Söz konusu maddede, "Sırf halk arasında endişe, korku veya panik yaratmak saikiyle, ülkenin iç ve dış güvenliği, kamu düzeni ve genel sağlığı ile ilgili gerçeğe aykırı bir bilgiyi, kamu barışını bozmaya elverişli şekilde alenen yayan kimse, bir yıldan üç yıla kadar hapis cezasıyla cezalandırılır. Fail, suçu gerçek kimliğini gizleyerek veya bir örgütün faaliyeti çerçevesinde işlemesi hâlinde, birinci fıkraya göre verilen ceza yarı oranında artırılır" ifadeleri yer alıyor.

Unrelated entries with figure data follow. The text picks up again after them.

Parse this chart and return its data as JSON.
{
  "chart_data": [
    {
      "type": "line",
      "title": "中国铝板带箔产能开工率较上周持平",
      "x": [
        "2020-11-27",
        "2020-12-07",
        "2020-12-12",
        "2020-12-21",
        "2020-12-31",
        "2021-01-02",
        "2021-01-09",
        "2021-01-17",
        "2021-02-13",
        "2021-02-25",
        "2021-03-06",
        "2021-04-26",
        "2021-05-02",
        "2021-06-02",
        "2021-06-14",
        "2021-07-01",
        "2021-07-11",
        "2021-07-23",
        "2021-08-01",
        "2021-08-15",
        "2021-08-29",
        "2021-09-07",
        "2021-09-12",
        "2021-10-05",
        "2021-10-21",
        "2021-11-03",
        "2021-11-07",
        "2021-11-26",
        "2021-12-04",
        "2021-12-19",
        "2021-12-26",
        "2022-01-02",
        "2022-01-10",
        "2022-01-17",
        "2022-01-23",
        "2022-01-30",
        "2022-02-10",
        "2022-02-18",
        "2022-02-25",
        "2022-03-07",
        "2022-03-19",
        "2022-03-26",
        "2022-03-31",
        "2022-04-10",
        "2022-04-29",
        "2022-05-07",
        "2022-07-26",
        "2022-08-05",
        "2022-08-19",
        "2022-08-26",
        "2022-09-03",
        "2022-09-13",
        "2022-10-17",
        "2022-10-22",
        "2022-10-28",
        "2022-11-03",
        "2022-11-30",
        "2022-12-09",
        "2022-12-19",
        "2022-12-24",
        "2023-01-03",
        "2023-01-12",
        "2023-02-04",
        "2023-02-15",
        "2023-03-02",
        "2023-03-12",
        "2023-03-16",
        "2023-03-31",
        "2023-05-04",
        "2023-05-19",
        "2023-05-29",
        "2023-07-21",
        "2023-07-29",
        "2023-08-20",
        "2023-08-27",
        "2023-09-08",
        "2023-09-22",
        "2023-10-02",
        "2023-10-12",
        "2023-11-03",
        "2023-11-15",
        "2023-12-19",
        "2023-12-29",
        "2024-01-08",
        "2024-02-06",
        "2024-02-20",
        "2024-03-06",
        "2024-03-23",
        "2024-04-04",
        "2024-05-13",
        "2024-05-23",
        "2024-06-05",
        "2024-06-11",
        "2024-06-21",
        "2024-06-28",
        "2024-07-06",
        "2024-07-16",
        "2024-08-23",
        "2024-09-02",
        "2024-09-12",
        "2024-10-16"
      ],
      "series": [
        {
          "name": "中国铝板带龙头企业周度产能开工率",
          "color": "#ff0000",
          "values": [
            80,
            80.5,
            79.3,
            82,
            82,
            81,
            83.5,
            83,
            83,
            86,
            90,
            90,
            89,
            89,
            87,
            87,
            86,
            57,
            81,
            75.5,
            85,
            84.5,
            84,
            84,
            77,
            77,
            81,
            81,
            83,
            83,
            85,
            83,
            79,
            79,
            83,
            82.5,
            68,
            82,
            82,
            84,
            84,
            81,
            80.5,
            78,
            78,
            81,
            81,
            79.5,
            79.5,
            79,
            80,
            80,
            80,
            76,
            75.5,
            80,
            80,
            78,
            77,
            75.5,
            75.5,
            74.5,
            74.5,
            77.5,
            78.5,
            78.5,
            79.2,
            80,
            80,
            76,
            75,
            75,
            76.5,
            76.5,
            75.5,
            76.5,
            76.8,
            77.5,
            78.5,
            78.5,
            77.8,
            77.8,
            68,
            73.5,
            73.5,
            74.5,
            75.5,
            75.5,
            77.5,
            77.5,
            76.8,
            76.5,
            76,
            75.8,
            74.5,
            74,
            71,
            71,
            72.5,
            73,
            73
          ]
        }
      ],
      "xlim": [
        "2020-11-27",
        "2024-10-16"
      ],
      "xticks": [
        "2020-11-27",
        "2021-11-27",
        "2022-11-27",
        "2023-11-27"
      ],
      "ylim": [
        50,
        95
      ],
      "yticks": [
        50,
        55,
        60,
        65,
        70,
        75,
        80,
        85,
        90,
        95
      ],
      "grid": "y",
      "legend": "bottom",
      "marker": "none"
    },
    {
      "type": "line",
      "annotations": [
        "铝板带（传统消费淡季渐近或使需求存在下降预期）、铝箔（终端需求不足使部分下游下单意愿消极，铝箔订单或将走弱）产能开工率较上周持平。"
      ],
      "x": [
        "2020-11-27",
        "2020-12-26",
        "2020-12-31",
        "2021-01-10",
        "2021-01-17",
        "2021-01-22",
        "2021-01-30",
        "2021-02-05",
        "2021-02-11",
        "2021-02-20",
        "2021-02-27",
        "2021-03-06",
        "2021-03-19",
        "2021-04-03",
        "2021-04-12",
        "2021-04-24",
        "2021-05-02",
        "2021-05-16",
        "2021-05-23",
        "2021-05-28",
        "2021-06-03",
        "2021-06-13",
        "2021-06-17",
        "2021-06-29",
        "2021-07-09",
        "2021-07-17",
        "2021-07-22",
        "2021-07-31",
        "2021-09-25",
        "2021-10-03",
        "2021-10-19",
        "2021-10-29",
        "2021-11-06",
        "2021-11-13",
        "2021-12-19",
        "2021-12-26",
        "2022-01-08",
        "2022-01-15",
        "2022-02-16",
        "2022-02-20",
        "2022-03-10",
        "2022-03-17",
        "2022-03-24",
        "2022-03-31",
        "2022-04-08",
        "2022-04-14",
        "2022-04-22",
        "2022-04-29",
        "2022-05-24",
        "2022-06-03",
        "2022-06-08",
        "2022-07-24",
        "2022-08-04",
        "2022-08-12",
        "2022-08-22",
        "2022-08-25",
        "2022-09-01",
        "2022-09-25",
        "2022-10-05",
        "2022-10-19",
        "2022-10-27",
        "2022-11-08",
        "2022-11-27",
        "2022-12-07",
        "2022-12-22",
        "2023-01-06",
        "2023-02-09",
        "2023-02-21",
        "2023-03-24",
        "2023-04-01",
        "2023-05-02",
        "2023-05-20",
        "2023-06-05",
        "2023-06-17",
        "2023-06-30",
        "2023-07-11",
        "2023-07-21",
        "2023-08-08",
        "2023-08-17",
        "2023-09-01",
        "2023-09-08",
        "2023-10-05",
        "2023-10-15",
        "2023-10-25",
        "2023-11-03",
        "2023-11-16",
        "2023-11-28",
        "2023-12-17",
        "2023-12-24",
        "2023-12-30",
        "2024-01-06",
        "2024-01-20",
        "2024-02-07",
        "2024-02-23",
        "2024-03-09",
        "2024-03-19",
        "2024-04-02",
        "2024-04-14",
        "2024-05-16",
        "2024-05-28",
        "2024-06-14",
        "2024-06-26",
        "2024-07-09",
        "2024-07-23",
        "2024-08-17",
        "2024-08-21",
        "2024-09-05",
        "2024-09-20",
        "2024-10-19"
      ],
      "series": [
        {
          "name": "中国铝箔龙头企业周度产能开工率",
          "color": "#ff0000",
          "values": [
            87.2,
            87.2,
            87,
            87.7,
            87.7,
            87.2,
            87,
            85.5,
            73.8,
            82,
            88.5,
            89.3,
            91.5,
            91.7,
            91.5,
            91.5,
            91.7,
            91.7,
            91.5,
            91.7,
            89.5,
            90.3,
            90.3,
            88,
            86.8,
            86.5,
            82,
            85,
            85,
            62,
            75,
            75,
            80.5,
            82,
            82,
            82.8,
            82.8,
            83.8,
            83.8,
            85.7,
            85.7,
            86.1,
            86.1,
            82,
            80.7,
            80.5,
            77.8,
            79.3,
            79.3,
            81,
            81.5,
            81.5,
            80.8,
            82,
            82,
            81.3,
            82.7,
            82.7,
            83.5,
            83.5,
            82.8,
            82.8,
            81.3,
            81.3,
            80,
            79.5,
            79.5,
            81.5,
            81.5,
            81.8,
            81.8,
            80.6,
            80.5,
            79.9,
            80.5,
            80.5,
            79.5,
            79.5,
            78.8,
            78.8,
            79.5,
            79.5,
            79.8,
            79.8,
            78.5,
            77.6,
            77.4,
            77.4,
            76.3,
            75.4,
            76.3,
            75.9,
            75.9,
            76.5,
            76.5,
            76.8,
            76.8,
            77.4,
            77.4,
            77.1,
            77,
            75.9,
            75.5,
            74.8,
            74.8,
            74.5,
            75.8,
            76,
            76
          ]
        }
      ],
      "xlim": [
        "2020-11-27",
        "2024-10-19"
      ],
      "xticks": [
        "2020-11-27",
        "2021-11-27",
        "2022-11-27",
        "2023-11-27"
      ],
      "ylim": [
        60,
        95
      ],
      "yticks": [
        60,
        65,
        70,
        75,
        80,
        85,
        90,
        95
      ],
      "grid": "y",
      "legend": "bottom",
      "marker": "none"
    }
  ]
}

CHP Anayasa Mahkemesi'ne 217/A sayılı maddenin iptali ve yürürlüğün durdurulması istemiyle başvuruda bulunmuştu. 

Gazeteciler protesto etti

Gazeteciler, karar açıklanmadan önce dezenformasyon yasasını Anayasa Mahkemesi önünde protesto etti. Basın Konseyi, Çağdaş Gazeteciler Derneği (ÇGD), Gazeteciler Cemiyeti, Türkiye Gazeteciler Sendikası (TGS) ve Haber Sen ortak bir açıklama yayınlayarak "Bir yıldır onlarca gazetecinin soruşturulmasına, gözaltına alınmasına ve tutuklanmasına neden olan 'halkı yanıltıcı bilgi yayma' maddesinin keyfi suçlamalara yol açtığını artık tüm ülke biliyor, görüyor. Bu hafta sadece üç günde üç gözaltı, dört soruşturma, bir tutuklama ile karşı karşıya kalan gazeteciler bu yasa maddesinin iptal kararını Anayasa Mahkemesi önündeki 'Sansüre ve tutuklamalara karşı basın nöbeti' ile karşılayacak" ifadeleri ile yasaya tepki gösterdi. 

Gazeteciler Cemiyeti Genel Sekreteri Kenan Şener, "Can Atalay kararında gördüğümüz gibi Anayasa Mahkemesi kararlarının uygulanmadığına şahit oluyoruz. Ülkenin en yüksek mahkemesi bugün bir karar verecek. Anayasa Mahkemesi var mı yok mu? Bugün dezenformasyon maddesi kararıyla tüm ülkeye bunu göstermiş olacak" dedi. 

Basın Konseyi Başkanı Pınar Türenç de "Arkamızda çok yüksek bir bina var. İçindekiler ise hukukun en yüksek insanları. Burada bugün yapılan görüşmede bizimle ilgili halkın haber alma hakkının yerleşmesi ve korunmasıyla ilgili çok yaşamsal bir karar alınacak. Bu kararın iptal yönünde olmasını arzu ediyoruz. Çünkü hukukun örselendiği bu ortamda AYM’den çıkacak bir karar hukukun da yüksekliğini, adaletin ne kadar önemli olduğunu bize bir kez daha kanıtlayacak" diye konuştu. 

CHP Genel Başkanı Özgür Özel de konuyla ilgili açıklamada bulundu. Özel basın meslek örgütlerinin "Sansür Yasası" olarak bilinen Dezenformasyon Yasası'nın 'halkı yanıltıcı bilgiyi alenen yayma' suçuna hapis cezası verilmesini öngören maddesinin iptal talebinin görüşüldüğü Anayasa Mahkemesi önündeki eyleminde; "Eğer bugün AYM bu yasanın iptal edilmesiyle ilgili adım atmayacak olursa yarından itibaren, geçen hafta Tolga Şardan'a yapılanlar tüm gazetecilere yapılacak. Hepimiz biliyoruz ki bu bir sansür yasasıdır. Bu, gerçek dışı bilginin yayılmasına engel olmak için işleyecek bir yasa olsaydı, Türkiye şu anda dünyanın en büyük dezenformasyon cennetlerinden biri olmazdı" dedi. 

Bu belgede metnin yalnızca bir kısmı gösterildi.